兄の親友で自分の婚約者であるクライズ侯爵家嫡男ダニエルとの会食に兄とともに赴き、帰宅の途中……だった、はずだ。
「……ナルハ、グラントール」
自分の名前を口にしたときに感じた、微妙な違和感。それは、ナルハの歴史の前にひょっこりと顔を出した『俺』の記憶、だった。
「……
ナルハの名前と同じくらい、自分にとってしっくり来るこの名前は、俺がナルハとして生まれる前に生きていたときに使っていたものだった。
「………………まーじーかー」
ってつまり俺、水上鳴火は一度死んだりなんだりしてナルハ・グラントールに生まれ変わったってことだよな?
うん、さすがに赤ん坊のときの記憶はないけどこう、母上と一緒に屋敷のお庭でお花を眺めたこととかお誕生日に父上と兄上がでれでれな顔してプレゼントにでっかいぬいぐるみくれたこととか、しっかり覚えてるし。

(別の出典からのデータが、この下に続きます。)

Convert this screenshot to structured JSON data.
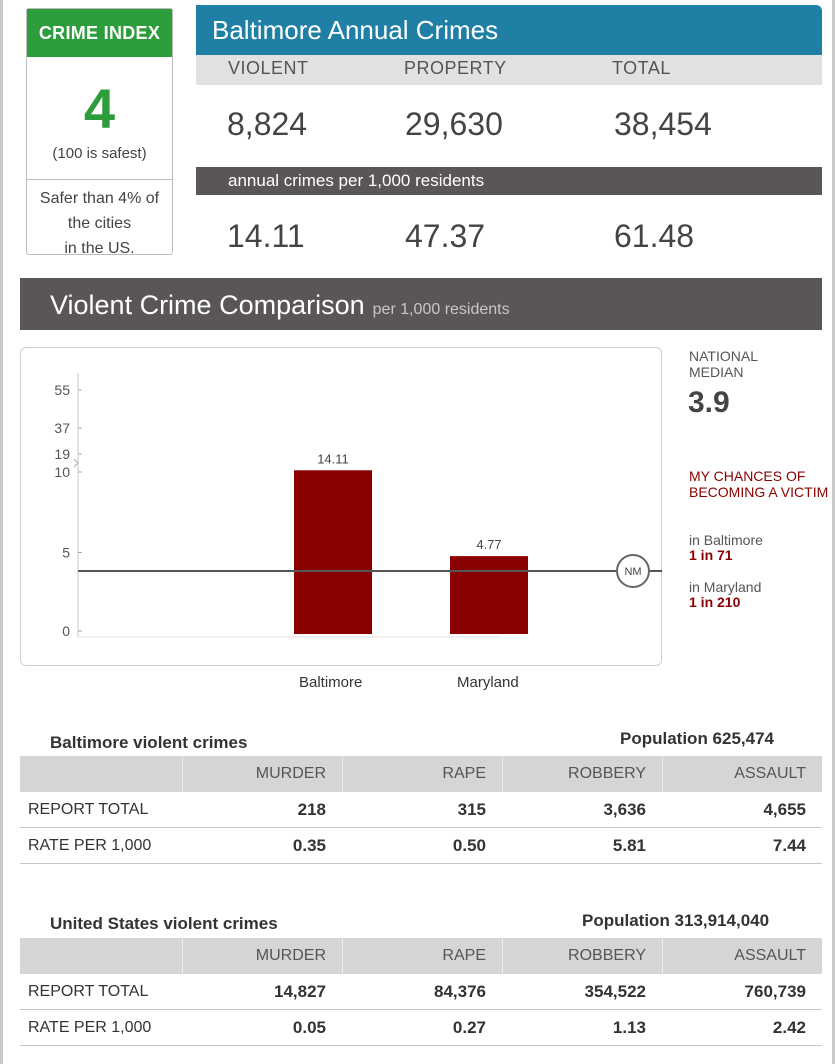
{
  "crime_index": {
    "heading": "CRIME INDEX",
    "value": "4",
    "note": "(100 is safest)",
    "footer_line1": "Safer than 4% of",
    "footer_line2": "the cities",
    "footer_line3": "in the US."
  },
  "annual": {
    "title": "Baltimore Annual Crimes",
    "labels": [
      "VIOLENT",
      "PROPERTY",
      "TOTAL"
    ],
    "totals": [
      "8,824",
      "29,630",
      "38,454"
    ],
    "per_label": "annual crimes per 1,000 residents",
    "rates": [
      "14.11",
      "47.37",
      "61.48"
    ]
  },
  "comparison": {
    "title": "Violent Crime Comparison",
    "subtitle": "per 1,000 residents",
    "national_label_1": "NATIONAL",
    "national_label_2": "MEDIAN",
    "national_value": "3.9",
    "nm_marker": "NM",
    "victim_title": "MY CHANCES OF BECOMING A VICTIM",
    "victim": [
      {
        "place": "in Baltimore",
        "odds": "1 in 71"
      },
      {
        "place": "in Maryland",
        "odds": "1 in 210"
      }
    ]
  },
  "chart_data": {
    "type": "bar",
    "categories": [
      "Baltimore",
      "Maryland"
    ],
    "values": [
      14.11,
      4.77
    ],
    "value_labels": [
      "14.11",
      "4.77"
    ],
    "reference_line": {
      "label": "NM",
      "value": 3.9
    },
    "yticks": [
      "55",
      "37",
      "19",
      "10",
      "5",
      "0"
    ],
    "axis_break": "between 10 and 19",
    "bar_color": "#8b0000",
    "title": "",
    "xlabel": "",
    "ylabel": ""
  },
  "tables": [
    {
      "title": "Baltimore violent crimes",
      "population": "Population 625,474",
      "columns": [
        "MURDER",
        "RAPE",
        "ROBBERY",
        "ASSAULT"
      ],
      "rows": [
        {
          "label": "REPORT TOTAL",
          "cells": [
            "218",
            "315",
            "3,636",
            "4,655"
          ]
        },
        {
          "label": "RATE PER 1,000",
          "cells": [
            "0.35",
            "0.50",
            "5.81",
            "7.44"
          ]
        }
      ]
    },
    {
      "title": "United States violent crimes",
      "population": "Population 313,914,040",
      "columns": [
        "MURDER",
        "RAPE",
        "ROBBERY",
        "ASSAULT"
      ],
      "rows": [
        {
          "label": "REPORT TOTAL",
          "cells": [
            "14,827",
            "84,376",
            "354,522",
            "760,739"
          ]
        },
        {
          "label": "RATE PER 1,000",
          "cells": [
            "0.05",
            "0.27",
            "1.13",
            "2.42"
          ]
        }
      ]
    }
  ],
  "colors": {
    "index_green": "#2d9c3a",
    "header_blue": "#1f7fa4",
    "dark_bar": "#5a5556",
    "victim_red": "#8b0000"
  }
}
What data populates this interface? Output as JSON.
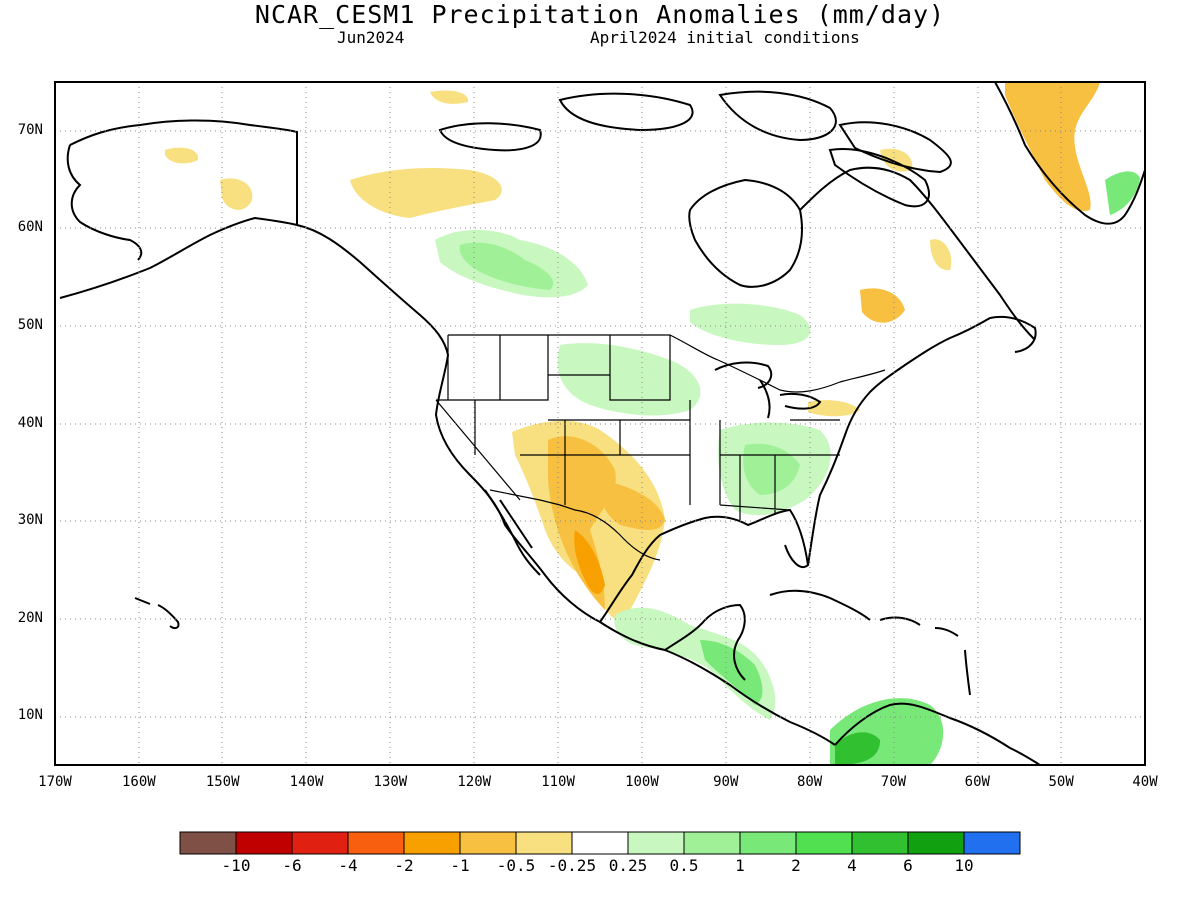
{
  "title": "NCAR_CESM1 Precipitation Anomalies (mm/day)",
  "subtitle_left": "Jun2024",
  "subtitle_right": "April2024 initial conditions",
  "map": {
    "projection": "equirectangular",
    "lon_range": [
      -170,
      -40
    ],
    "lat_range": [
      5,
      75
    ],
    "gridlines": "dotted",
    "x_ticks": [
      "170W",
      "160W",
      "150W",
      "140W",
      "130W",
      "120W",
      "110W",
      "100W",
      "90W",
      "80W",
      "70W",
      "60W",
      "50W",
      "40W"
    ],
    "y_ticks": [
      "70N",
      "60N",
      "50N",
      "40N",
      "30N",
      "20N",
      "10N"
    ],
    "region": "North America and Central America"
  },
  "colorbar": {
    "labels": [
      "-10",
      "-6",
      "-4",
      "-2",
      "-1",
      "-0.5",
      "-0.25",
      "0.25",
      "0.5",
      "1",
      "2",
      "4",
      "6",
      "10"
    ],
    "colors": [
      "#7f5045",
      "#c00000",
      "#e02010",
      "#f86010",
      "#f8a000",
      "#f8c040",
      "#f8e080",
      "#ffffff",
      "#c8f8c0",
      "#a0f098",
      "#78e878",
      "#50e050",
      "#30c030",
      "#10a010",
      "#2070f0"
    ]
  },
  "chart_data": {
    "type": "heatmap",
    "title": "NCAR_CESM1 Precipitation Anomalies (mm/day)",
    "anomaly_regions": [
      {
        "area": "Southwest US / northwestern Mexico",
        "category": "dry",
        "range": "-2 to -0.5"
      },
      {
        "area": "Southern Great Plains / Texas",
        "category": "dry",
        "range": "-1 to -0.25"
      },
      {
        "area": "Western Canada (Alberta/Saskatchewan)",
        "category": "wet",
        "range": "0.25 to 1"
      },
      {
        "area": "Northern Great Plains",
        "category": "wet",
        "range": "0.25 to 1"
      },
      {
        "area": "Southeast US",
        "category": "wet",
        "range": "0.25 to 2"
      },
      {
        "area": "Southern Mexico / Central America",
        "category": "wet",
        "range": "0.25 to 2"
      },
      {
        "area": "Northwestern South America",
        "category": "wet",
        "range": "1 to 6"
      },
      {
        "area": "Yukon / Northwest Territories",
        "category": "dry",
        "range": "-1 to -0.25"
      },
      {
        "area": "Southern Greenland",
        "category": "dry",
        "range": "-2 to -0.25"
      },
      {
        "area": "Quebec / Labrador",
        "category": "dry",
        "range": "-0.5 to -0.25"
      }
    ]
  }
}
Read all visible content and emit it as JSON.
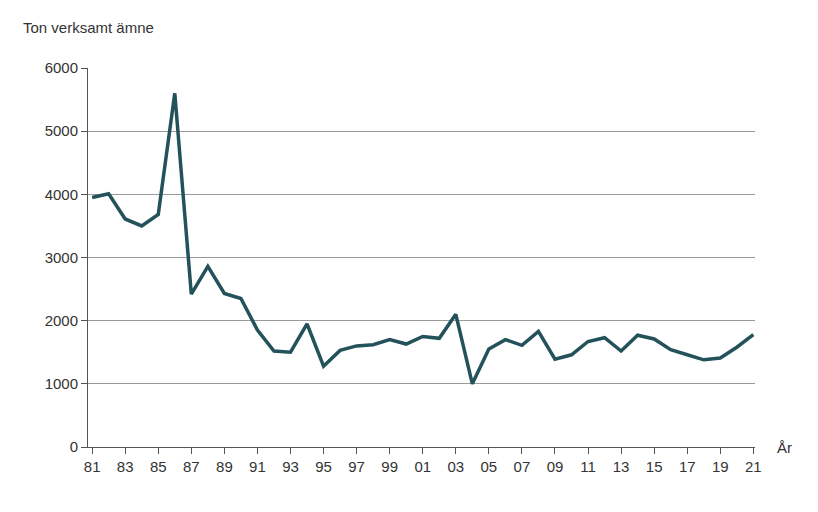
{
  "chart_data": {
    "type": "line",
    "ylabel": "Ton verksamt ämne",
    "xlabel": "År",
    "categories": [
      "81",
      null,
      "83",
      null,
      "85",
      null,
      "87",
      null,
      "89",
      null,
      "91",
      null,
      "93",
      null,
      "95",
      null,
      "97",
      null,
      "99",
      null,
      "01",
      null,
      "03",
      null,
      "05",
      null,
      "07",
      null,
      "09",
      null,
      "11",
      null,
      "13",
      null,
      "15",
      null,
      "17",
      null,
      "19",
      null,
      "21"
    ],
    "values": [
      3950,
      4010,
      3610,
      3500,
      3680,
      5600,
      2420,
      2860,
      2430,
      2350,
      1850,
      1520,
      1500,
      1950,
      1280,
      1530,
      1600,
      1620,
      1700,
      1630,
      1750,
      1720,
      2100,
      1000,
      1550,
      1700,
      1610,
      1830,
      1390,
      1460,
      1670,
      1730,
      1520,
      1770,
      1710,
      1540,
      1460,
      1380,
      1410,
      1580,
      1780
    ],
    "color": "#24525a",
    "ylim": [
      0,
      6000
    ],
    "yticks": [
      0,
      1000,
      2000,
      3000,
      4000,
      5000,
      6000
    ],
    "grid": true
  }
}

「そういえばカンタレラちゃん、そろそろお手入れしないとなあ」
六歳のその誕生日にもらったぬいぐるみが、カンタレラちゃん。ふかふかの、ちょっとデフォルメされた狼で、その当時の俺であれば上に乗れるくらいのサイズなんだよね。あれからえーと九年か、経つんだけど……。
「……」
っていやいやいや、今そういう事考えている場合じゃないのではないかしら?
馬車が横倒しになってて、俺だかわたしだかは多分どっか打ったみたいで。
それで、一緒に乗っていたはずの兄上とおつきの小姓はどうしたんだ?
「あ、よっこいしょ、と」
とりあえず、馬車の中に立ってみる。今、俺から見て天井に当たる部分、外に出るための扉は開いててくれたので、何とか俺は胸元くらいまでを外に出すことができた。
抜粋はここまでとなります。